Perhaps if I wasn’t always being chastised for being out living my life and chasing my goals, I’d have more emotional energy to listen to their ‘discontentment’. Every time I see them though, it goes the same. I turn up, they tell me how hard their week has been, how incredibly sad and stressed they have felt. How me not calling or being there has exacerbated it, how they’ve been feeling angry towards me throughout the week. Secretly cursing me in their minds. I reassure them, they apologize profusely (despite having done so last week and knowing they will do so next week). They then continue to confide in me about all their distressing experiences, feelings and thoughts throughout the week before I leave and go home.
It has come to the point that my friendships are not where I go to be happy. They are not the escape in my life. Or where I receive that warm comfortable and fun-loving feeling. They make me anxious. I spend my nights worrying that I haven’t rang, and knowing I should – but feeling way too tired. I watch my phone light up when they call and feel my stomach drop. I can’t bring myself to answer from fear of being reprimanded, yet I know that by not answering, I’m only making it worse. I shake and breathe heavily in the car whilst I drive to visit them, bracing myself for the lecture I’m about to receive. I mentally sigh relief as we are saying goodbye, as I am done for another week. I collapse from exhaustion when I get home and question why I keep doing this, and how do I fix it?

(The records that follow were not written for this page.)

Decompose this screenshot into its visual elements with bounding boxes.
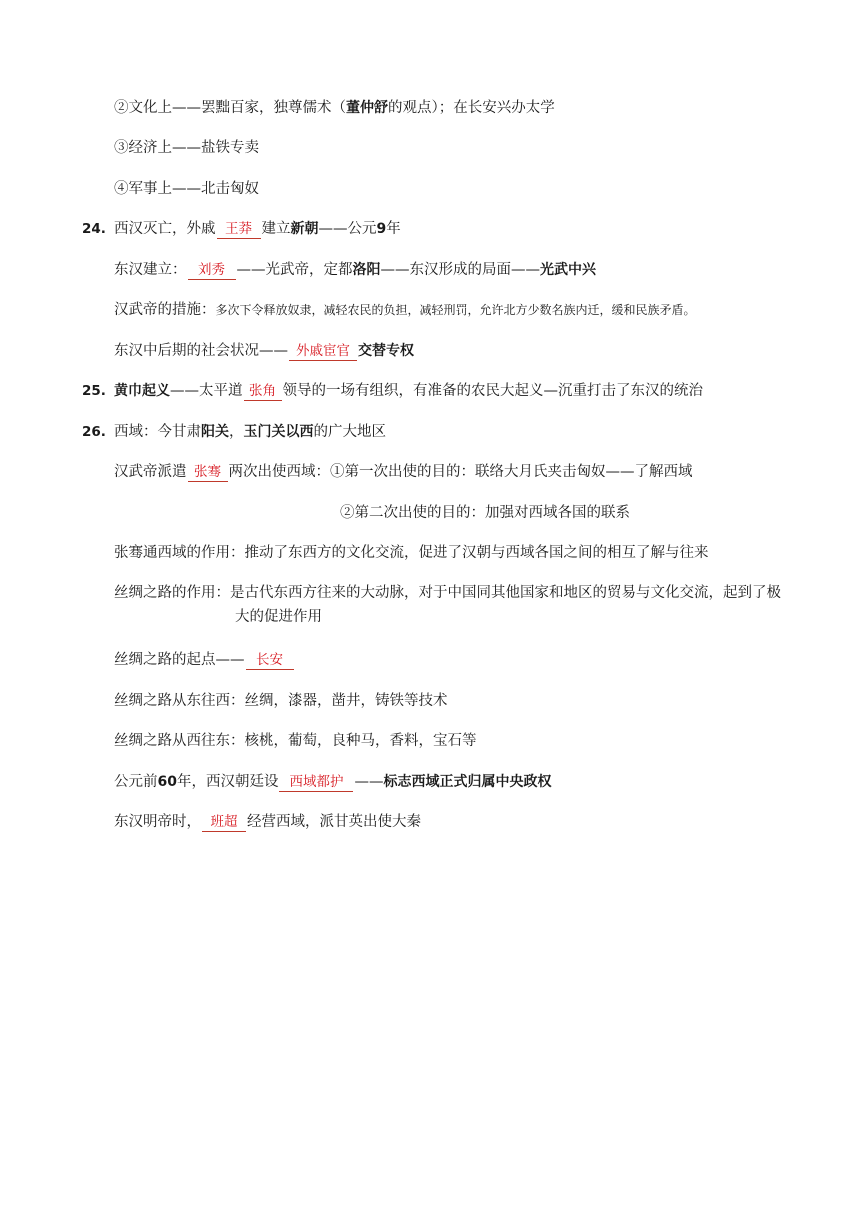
text: 丝绸之路的起点—— (114, 652, 245, 668)
bold-term: 交替专权 (358, 343, 414, 359)
text: 的观点）；在长安兴办太学 (388, 100, 555, 116)
text: 汉武帝派遣 (114, 464, 187, 480)
line-25 (114, 381, 703, 401)
line-26 (114, 422, 386, 442)
bold-term: 玉门关以西 (243, 424, 314, 440)
text: 西汉灭亡，外戚 (114, 221, 216, 237)
text: ③经济上——盐铁专卖 (114, 140, 259, 156)
text: 张骞通西域的作用：推动了东西方的文化交流，促进了汉朝与西域各国之间的相互了解与往来 (114, 545, 709, 561)
line-second-mission (340, 503, 630, 523)
text: 年，西汉朝廷设 (176, 774, 279, 790)
text: 东汉明帝时， (114, 814, 201, 830)
text: 公元前 (114, 774, 158, 790)
text: 丝绸之路的作用：是古代东西方往来的大动脉，对于中国同其他国家和地区的贸易与文化交流，起到了极大的促进作用 (114, 585, 781, 625)
text: 东汉建立： (114, 262, 187, 278)
bold-term: 董仲舒 (346, 100, 388, 116)
bold-term: 洛阳 (352, 262, 381, 278)
line-zhangqian-effect (114, 543, 709, 563)
line-silk-road-origin (114, 650, 295, 670)
text: 丝绸之路从东往西：丝绸，漆器，凿井，铸铁等技术 (114, 693, 448, 709)
text: ②第二次出使的目的：加强对西域各国的联系 (340, 505, 630, 521)
text: 年 (386, 221, 401, 237)
answer-blank: 王莽 (217, 221, 261, 239)
line-west-to-east (114, 731, 477, 751)
bold-term: 阳关 (201, 424, 229, 440)
answer-blank: 西域都护 (279, 774, 353, 792)
item-number-24: 24. (82, 221, 106, 237)
answer-blank: 长安 (246, 652, 294, 670)
text: ， (229, 424, 244, 440)
line-late-eastern-han (114, 341, 414, 361)
line-eastern-han (114, 260, 596, 280)
text: ——光武帝，定都 (236, 262, 353, 278)
text: ——东汉形成的局面—— (380, 262, 540, 278)
text: 丝绸之路从西往东：核桃，葡萄，良种马，香料，宝石等 (114, 733, 477, 749)
text: 经营西域，派甘英出使大秦 (247, 814, 421, 830)
line-banchao (114, 812, 421, 832)
text: 汉武帝的措施： (114, 302, 216, 318)
text: 建立 (261, 221, 291, 237)
answer-blank: 外戚宦官 (289, 343, 357, 361)
line-protectorate (114, 772, 551, 792)
text: 的广大地区 (313, 424, 386, 440)
bold-term: 60 (157, 774, 177, 790)
text: 东汉中后期的社会状况—— (114, 343, 288, 359)
line-east-to-west (114, 691, 448, 711)
text: ——公元 (318, 221, 377, 237)
bold-term: 光武中兴 (540, 262, 596, 278)
item-number-26: 26. (82, 424, 106, 440)
answer-blank: 张角 (244, 383, 282, 401)
text: 西域：今甘肃 (114, 424, 201, 440)
item-number-25: 25. (82, 383, 106, 399)
bold-term: 9 (376, 221, 387, 237)
text: ——太平道 (170, 383, 243, 399)
answer-blank: 刘秀 (188, 262, 236, 280)
text: ④军事上——北击匈奴 (114, 181, 259, 197)
line-silk-road-role (114, 581, 784, 629)
text: ②文化上——罢黜百家，独尊儒术（ (114, 100, 346, 116)
bold-term: 标志西域正式归属中央政权 (383, 774, 552, 790)
line-economy (114, 138, 259, 158)
line-military (114, 179, 259, 199)
text: 领导的一场有组织，有准备的农民大起义—沉重打击了东汉的统治 (282, 383, 703, 399)
line-measures (114, 300, 696, 320)
text: 两次出使西域：①第一次出使的目的：联络大月氏夹击匈奴——了解西域 (228, 464, 693, 480)
answer-blank: 张骞 (188, 464, 228, 482)
line-zhangqian (114, 462, 693, 482)
answer-blank: 班超 (202, 814, 246, 832)
line-24 (114, 219, 401, 239)
bold-term: 黄巾起义 (114, 383, 170, 399)
text-small: 多次下令释放奴隶，减轻农民的负担，减轻刑罚，允许北方少数名族内迁，缓和民族矛盾。 (215, 303, 696, 317)
bold-term: 新朝 (290, 221, 319, 237)
text: —— (354, 774, 384, 790)
line-culture (114, 98, 555, 118)
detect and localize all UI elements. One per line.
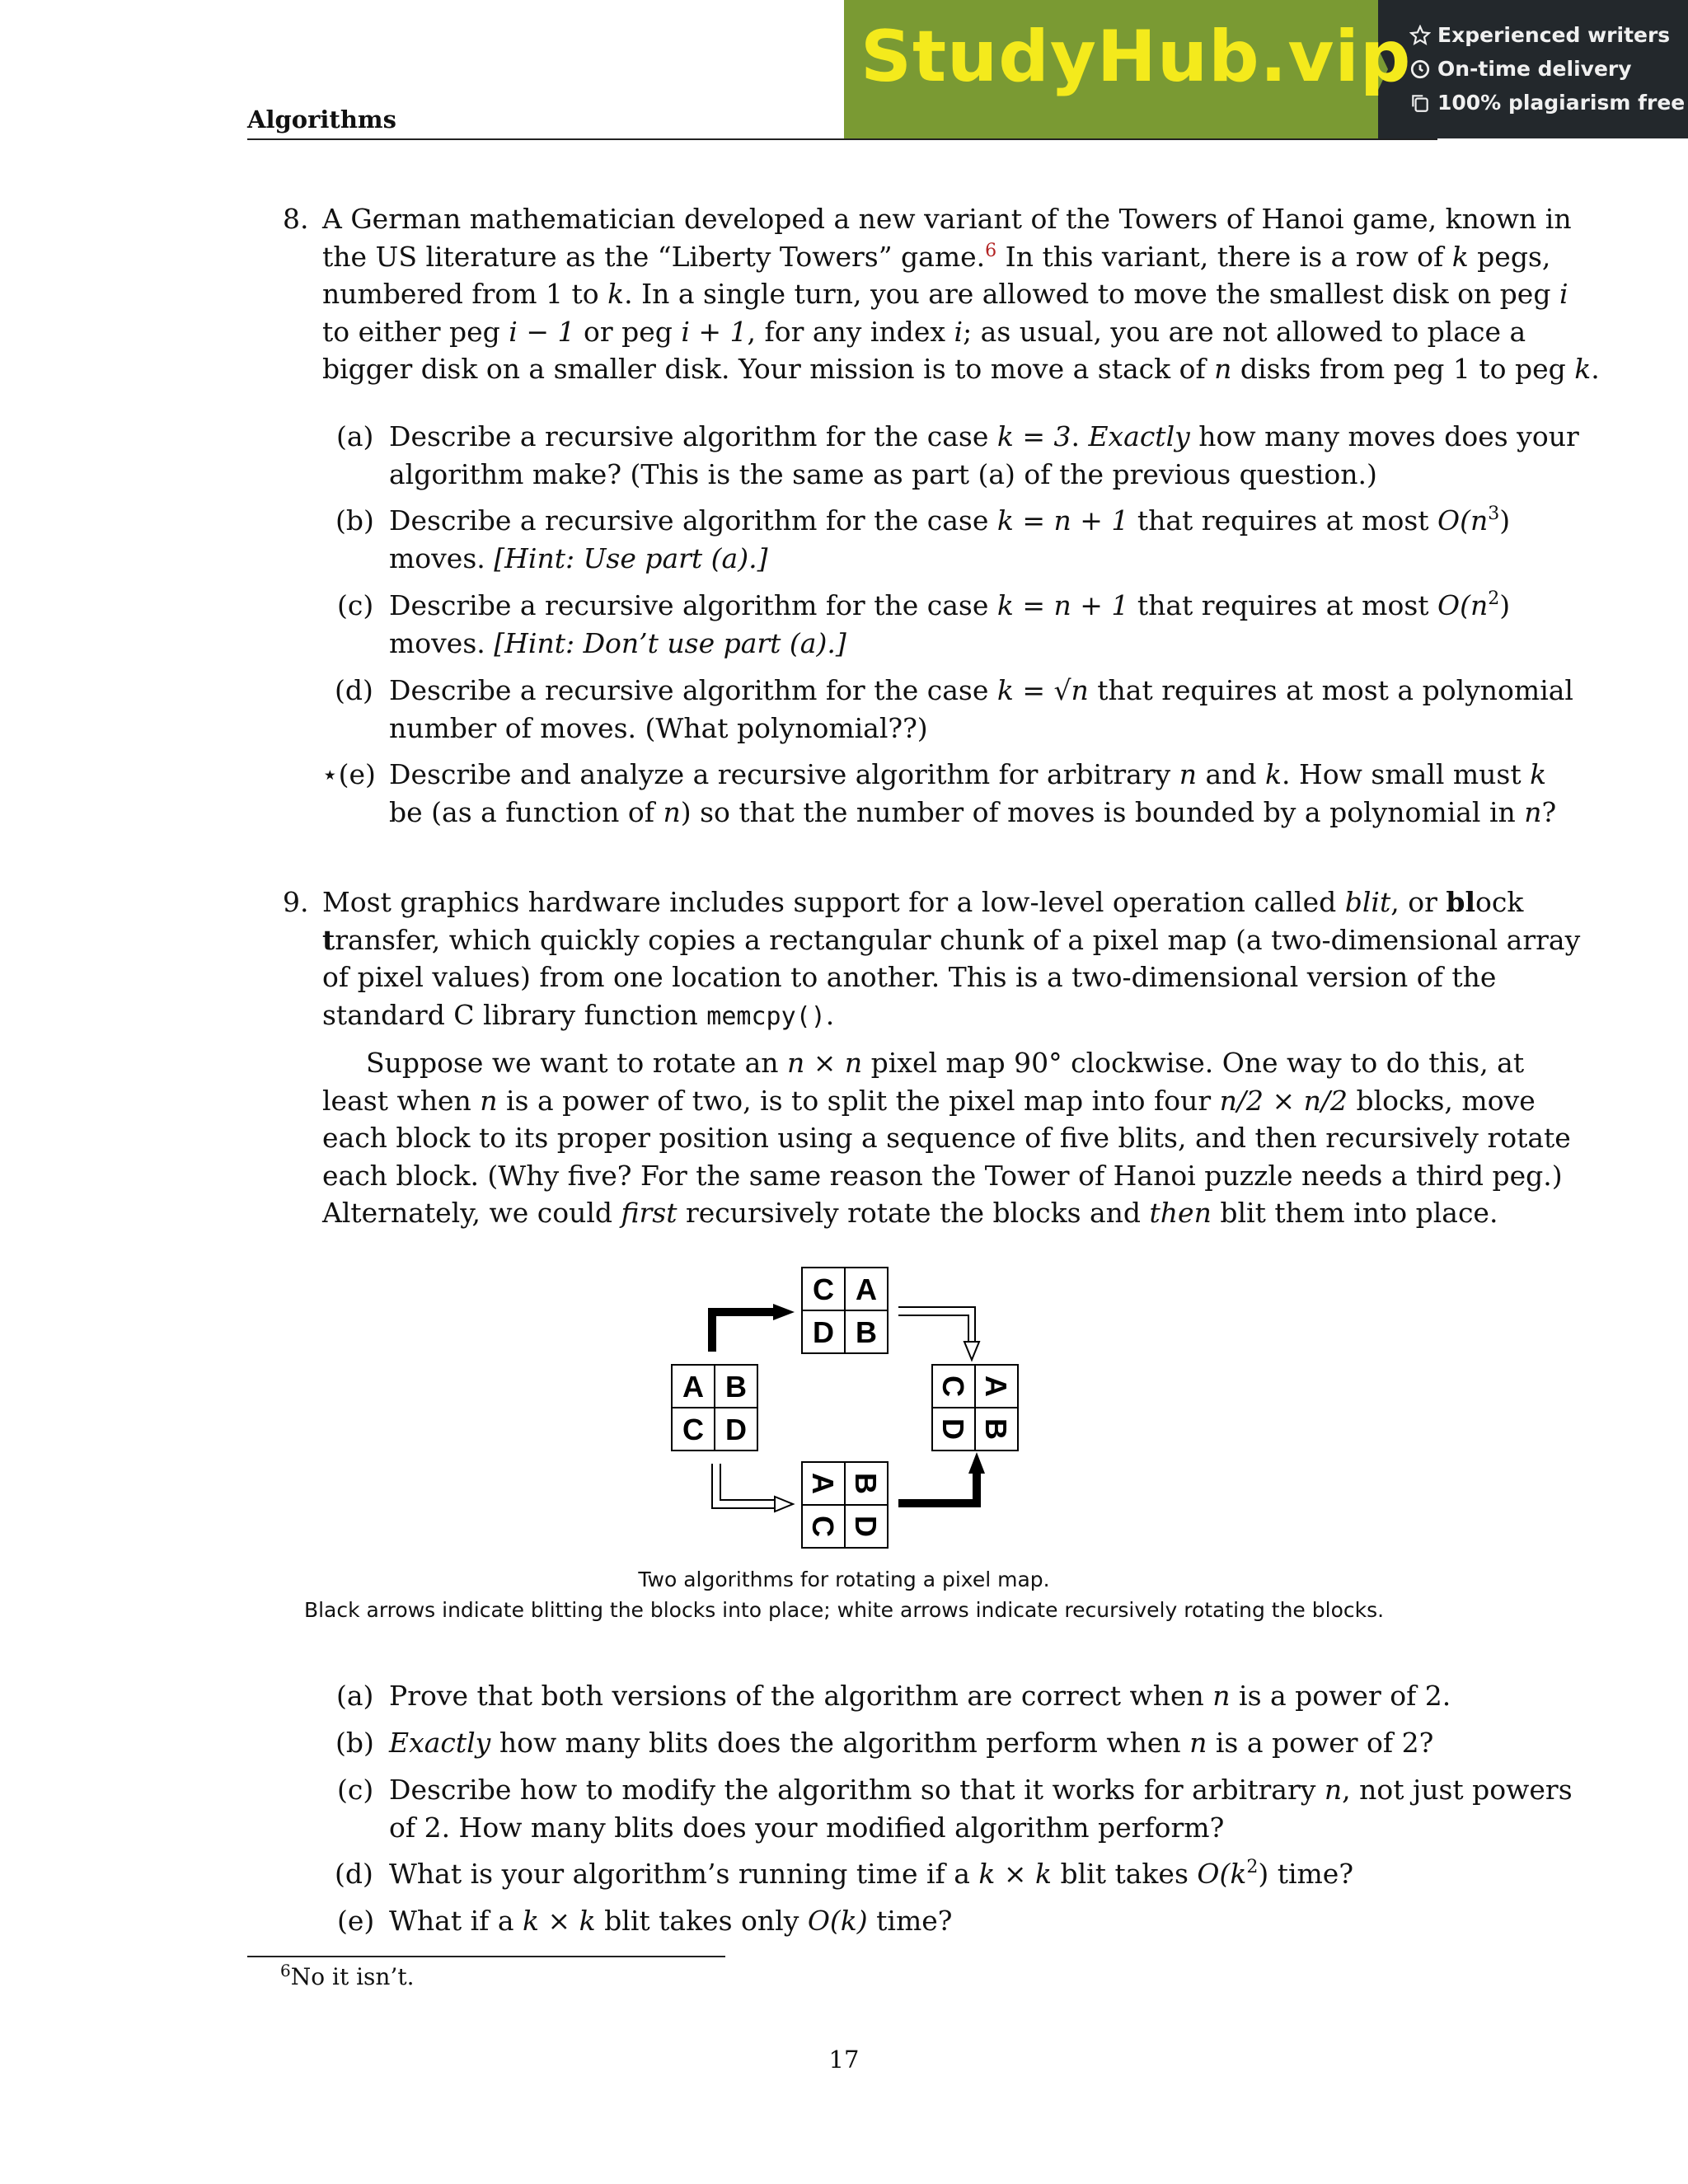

It’s not as though I don’t love them – I do. They’ve been amazing friends over the years. I want them in my life. I don’t want to lose them. Something needs to change though – and I stay silent out of fear. Out of fear of upsetting them, out of fear of being in even more trouble, out of fear of being painted an even worse friend than I already am and out of fear of losing them.
It’s coming to the end of 2017 and the beginning of 2018. I have promised myself this year my new year’s resolution will be to fix my personal life. I have to stop living in fear and anxiety. 2018 is going to be the year that I have boundaries and make them clear. I don’t want the future Heinlein speaks of, I don’t want to end up with termites that will nibble away at my life. I will not allow this to happen. It’s time I take control.